Search code examples
concurrencyschemerace-conditionsicp

Why an expression using a global variable multiple times reads that variable multiple times instead of just once?


At page 304 from SICP, the following snippet is shown

(define x 10)

(parallel-execute (lambda () (set! x (* x x)))
                  (lambda () (set! x (+ x 1))))

about which it is said that

x will be left with one of five possible values

At this point I was a bit perplexed. I thought that the two processes could interfere only in consequence of their (lack of) coordination in reading from and writing to x. So I'd have expected the following scenarii, where a/A is the first process' read/write of x and b/B is the second process' read/write of x,

  • abAB -> 11
  • baAB -> 11
  • baBA -> 100
  • abBA -> 100
  • aAbB -> 101
  • bBaA -> 121

which sum up to 4 possible results.

But the book claims there's a 5th one, 110, which hinges on the idea that the first process reads x twice, in which case a possible scenario is that it reads 10 the first time, before the second process writes 11 to it, and 11 the second time, afterwards, ending up multiplying 10 by 11, thus obtaining 110.

Why is that? Why does the first process need to read x twice? And if it doesn't need, then why was the language designed this way? What are the advantages in doing so?


By the way, I'm curious to know if this issue is common to all/some/none of the other languages, for instance, in C++.


Solution

  • In general I think you should assume that code is evaluated as it is written, unless the language specifically allows it not to be. And for programs with concurrency anything could happen between any steps of the evaluation.

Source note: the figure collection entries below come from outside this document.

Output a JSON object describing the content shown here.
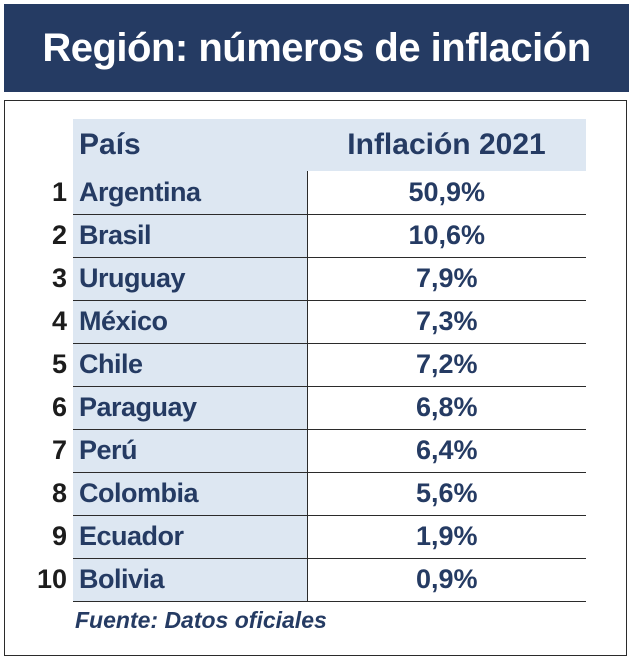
{
  "title": "Región: números de inflación",
  "colors": {
    "header_bg": "#253b63",
    "text": "#253b63",
    "country_bg": "#dde7f2"
  },
  "chart_data": {
    "type": "table",
    "title": "Región: números de inflación",
    "columns": [
      "País",
      "Inflación 2021"
    ],
    "rows": [
      {
        "rank": "1",
        "country": "Argentina",
        "value": "50,9%"
      },
      {
        "rank": "2",
        "country": "Brasil",
        "value": "10,6%"
      },
      {
        "rank": "3",
        "country": "Uruguay",
        "value": "7,9%"
      },
      {
        "rank": "4",
        "country": "México",
        "value": "7,3%"
      },
      {
        "rank": "5",
        "country": "Chile",
        "value": "7,2%"
      },
      {
        "rank": "6",
        "country": "Paraguay",
        "value": "6,8%"
      },
      {
        "rank": "7",
        "country": "Perú",
        "value": "6,4%"
      },
      {
        "rank": "8",
        "country": "Colombia",
        "value": "5,6%"
      },
      {
        "rank": "9",
        "country": "Ecuador",
        "value": "1,9%"
      },
      {
        "rank": "10",
        "country": "Bolivia",
        "value": "0,9%"
      }
    ],
    "source": "Fuente: Datos oficiales"
  }
}
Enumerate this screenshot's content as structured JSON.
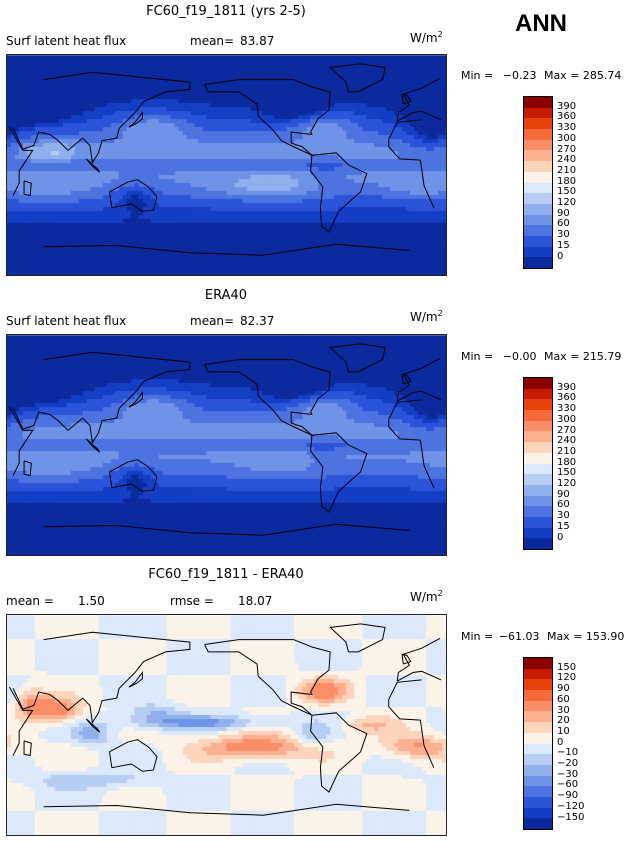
{
  "season": "ANN",
  "panels": [
    {
      "title": "FC60_f19_1811 (yrs 2-5)",
      "left_label": "Surf latent heat flux",
      "stat_label": "mean=",
      "stat_value": "83.87",
      "units": "W/m",
      "units_exp": "2",
      "min_label": "Min =",
      "min_value": "−0.23",
      "max_label": "Max =",
      "max_value": "285.74",
      "levels": [
        "390",
        "360",
        "330",
        "300",
        "270",
        "240",
        "210",
        "180",
        "150",
        "120",
        "90",
        "60",
        "30",
        "15",
        "0"
      ],
      "colors": [
        "#8b0000",
        "#c71b00",
        "#e8420a",
        "#f56a3a",
        "#f98e66",
        "#fbb08f",
        "#fcd3bb",
        "#fcf3e8",
        "#dbe9fa",
        "#b7cdf3",
        "#8fb0ec",
        "#6f93e6",
        "#4c73df",
        "#2b54d9",
        "#153ec6",
        "#0a2a9e"
      ],
      "contour_levels": [
        15,
        30,
        60,
        90,
        120,
        150,
        180,
        210,
        240,
        270,
        300,
        330,
        360,
        390
      ],
      "field": "model"
    },
    {
      "title": "ERA40",
      "left_label": "Surf latent heat flux",
      "stat_label": "mean=",
      "stat_value": "82.37",
      "units": "W/m",
      "units_exp": "2",
      "min_label": "Min =",
      "min_value": "−0.00",
      "max_label": "Max =",
      "max_value": "215.79",
      "levels": [
        "390",
        "360",
        "330",
        "300",
        "270",
        "240",
        "210",
        "180",
        "150",
        "120",
        "90",
        "60",
        "30",
        "15",
        "0"
      ],
      "colors": [
        "#8b0000",
        "#c71b00",
        "#e8420a",
        "#f56a3a",
        "#f98e66",
        "#fbb08f",
        "#fcd3bb",
        "#fcf3e8",
        "#dbe9fa",
        "#b7cdf3",
        "#8fb0ec",
        "#6f93e6",
        "#4c73df",
        "#2b54d9",
        "#153ec6",
        "#0a2a9e"
      ],
      "contour_levels": [
        15,
        30,
        60,
        90,
        120,
        150,
        180,
        210,
        240,
        270,
        300,
        330,
        360,
        390
      ],
      "field": "obs"
    },
    {
      "title": "FC60_f19_1811 - ERA40",
      "left_label": "mean =",
      "left_value": "1.50",
      "stat_label": "rmse =",
      "stat_value": "18.07",
      "units": "W/m",
      "units_exp": "2",
      "min_label": "Min =",
      "min_value": "−61.03",
      "max_label": "Max =",
      "max_value": "153.90",
      "levels": [
        "150",
        "120",
        "90",
        "60",
        "30",
        "20",
        "10",
        "0",
        "−10",
        "−20",
        "−30",
        "−60",
        "−90",
        "−120",
        "−150"
      ],
      "colors": [
        "#8b0000",
        "#c71b00",
        "#e8420a",
        "#f56a3a",
        "#f98e66",
        "#fbb08f",
        "#fcd3bb",
        "#fcf3e8",
        "#dbe9fa",
        "#b7cdf3",
        "#8fb0ec",
        "#6f93e6",
        "#4c73df",
        "#2b54d9",
        "#153ec6",
        "#0a2a9e"
      ],
      "contour_levels": [
        -150,
        -120,
        -90,
        -60,
        -30,
        -20,
        -10,
        0,
        10,
        20,
        30,
        60,
        90,
        120,
        150
      ],
      "field": "diff"
    }
  ]
}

    That assumption leads to the five possibilities specified by SICP.

    In fact this problem happens even for programs without concurrency. For instance let's say I've written something like this:

    (define x 1)
    
    (define (g f)
      (+ x (f x) x))
    

    And assume that the evaluator evaluates function arguments left-to-right (Scheme does not specify this). It's tempting to say that this could, at least, be turned into

    (define x 1)
    
    (define (g f)
      (let ((v x))
        (+ v (f x) v)))
    

    And maybe if you know that + is what it looks like then you could even do some more simplification, possibly at the cost of floating-point problems.

    But none of those are safe, because I can say

    (g (lambda (y) (set! x (* y y))))
    

    Except, of course, maybe when you read the gory details of the language standard you'll find complicated wording about what assumptions are allowed to be made by the evaluator, and what assumptions are not allowed to be made.

    But if you assume that the evaluator does what it looks like it does then the things you do to ensure that the program behaves properly will always err on the side of being too safe, rather than not safe enough. And that's the assumption you want to make. To return to the SICP code; if you wanted there only to be four possible outcomes, you could change it to this:

    (define x 10)
    
    (parallel-execute (lambda () (let ((y x)) (set! x (* y y))))
                      (lambda () (set! x (+ x 1))))
    

    And you know that this is right, even if it turns out that the evaluator is allowed to make assumptions about repeated variables.